Tal situação tende a apresentar desafios verdadeiramente dramáticos tanto à


estabilidade quanto ao reconhecimento de experiências colaborativas, mas, creio, não
podem ser obliterados no cenário político globalmente integrado, e muito menos em
instâncias, como o caso de pesquisadores que pesquisam em cidades de sua residência
fixa, nas quais os vários atores do processo de busca de conhecimento (pesquisadores,
comunidades, instituições) interagem com posições politicamente interessadas, em geral,
em processos de longo prazo.
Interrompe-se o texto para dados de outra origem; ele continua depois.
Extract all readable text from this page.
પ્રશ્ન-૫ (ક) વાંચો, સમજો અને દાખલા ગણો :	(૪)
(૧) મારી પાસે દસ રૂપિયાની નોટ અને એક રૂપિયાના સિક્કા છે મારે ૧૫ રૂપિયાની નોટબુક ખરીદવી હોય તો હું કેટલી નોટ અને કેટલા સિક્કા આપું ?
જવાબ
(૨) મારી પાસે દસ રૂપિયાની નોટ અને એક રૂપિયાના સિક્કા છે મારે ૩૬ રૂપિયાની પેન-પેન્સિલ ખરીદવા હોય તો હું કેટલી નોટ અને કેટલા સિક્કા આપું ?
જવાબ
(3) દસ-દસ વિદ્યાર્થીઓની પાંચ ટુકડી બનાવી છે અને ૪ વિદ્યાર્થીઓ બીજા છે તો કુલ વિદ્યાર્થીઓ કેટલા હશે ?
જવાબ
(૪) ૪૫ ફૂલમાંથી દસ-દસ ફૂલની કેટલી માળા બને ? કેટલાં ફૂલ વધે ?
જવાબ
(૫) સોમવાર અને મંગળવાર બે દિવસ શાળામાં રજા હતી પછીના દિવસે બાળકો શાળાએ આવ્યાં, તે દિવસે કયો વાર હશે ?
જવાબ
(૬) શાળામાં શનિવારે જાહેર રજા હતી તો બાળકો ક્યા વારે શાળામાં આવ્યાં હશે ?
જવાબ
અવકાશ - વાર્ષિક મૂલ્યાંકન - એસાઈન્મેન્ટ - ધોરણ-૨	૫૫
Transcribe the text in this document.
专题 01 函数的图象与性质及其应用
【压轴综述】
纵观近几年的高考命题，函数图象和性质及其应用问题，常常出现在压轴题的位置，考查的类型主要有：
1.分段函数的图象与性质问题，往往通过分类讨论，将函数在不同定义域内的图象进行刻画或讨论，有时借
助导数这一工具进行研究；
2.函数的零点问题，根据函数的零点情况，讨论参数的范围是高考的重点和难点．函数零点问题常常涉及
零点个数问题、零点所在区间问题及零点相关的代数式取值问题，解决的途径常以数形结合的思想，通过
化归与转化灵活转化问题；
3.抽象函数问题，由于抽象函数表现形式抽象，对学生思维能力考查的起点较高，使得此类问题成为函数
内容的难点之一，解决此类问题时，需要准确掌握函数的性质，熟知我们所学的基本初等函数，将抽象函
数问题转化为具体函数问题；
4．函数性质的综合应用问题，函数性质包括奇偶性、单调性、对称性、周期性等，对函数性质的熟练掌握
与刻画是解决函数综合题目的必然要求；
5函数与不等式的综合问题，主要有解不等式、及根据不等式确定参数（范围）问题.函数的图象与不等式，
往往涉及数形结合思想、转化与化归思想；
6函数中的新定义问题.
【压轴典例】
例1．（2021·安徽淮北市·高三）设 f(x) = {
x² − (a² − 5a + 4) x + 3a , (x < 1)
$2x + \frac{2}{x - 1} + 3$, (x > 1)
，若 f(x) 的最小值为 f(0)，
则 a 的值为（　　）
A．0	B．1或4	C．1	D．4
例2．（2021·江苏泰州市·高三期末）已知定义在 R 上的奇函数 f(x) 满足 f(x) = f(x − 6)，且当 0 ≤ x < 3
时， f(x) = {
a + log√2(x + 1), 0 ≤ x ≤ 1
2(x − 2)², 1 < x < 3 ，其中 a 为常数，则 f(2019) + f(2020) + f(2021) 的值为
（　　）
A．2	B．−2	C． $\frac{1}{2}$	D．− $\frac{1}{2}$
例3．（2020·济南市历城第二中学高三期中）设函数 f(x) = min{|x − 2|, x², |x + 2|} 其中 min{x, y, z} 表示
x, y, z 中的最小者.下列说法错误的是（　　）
Novos sujeitos de pesquisa, estratégias interdisciplinares,
colaboração intersubjetiva e interinstitucional, a criação de novas instituições, mas acima
de tudo a consciência macropolítica das assimetrias, hierarquias e formas de exploração,
são aspectos-chave dessa grande guinada em teoria e prática.
A proximidade e a interação de pesquisadores acadêmicos e seus interlocutores
não-acadêmicos, mesmo que apenas tacitamente, pressionam de modo mais acentuado e
sistematicamente as premissas e manifestações concretas com os indivíduos de instâncias
sociais envolvidos, demandando disposições intelectuais e materiais que vão além daquelas
usualmente exercidas nos âmbitos relativamente controlados pela razão acadêmica. Este
quadro exige atenção a uma miríade de interesses, alianças e estratégias em constante
recriação, em contextos complexos e rapidamente mutáveis, revelando a urgência de
experimentos metodológicos não-ortodoxos afinados com as mudanças politicamente
sensíveis observadas nas ciências humanas. Nas seções seguintes, abrem-se à discussão
alguns experimentos.

Fundamentando teoria e prática em estudos de caso

Compreendendo desde pesquisadores seniores, alunos de pós-graduação e graduação,


o Laboratório de Etnomusicologia da Universidade Federal do Rio de Janeiro desenvolve
duas pesquisas distintas com duas organizações não-governamentais (doravante ONGs)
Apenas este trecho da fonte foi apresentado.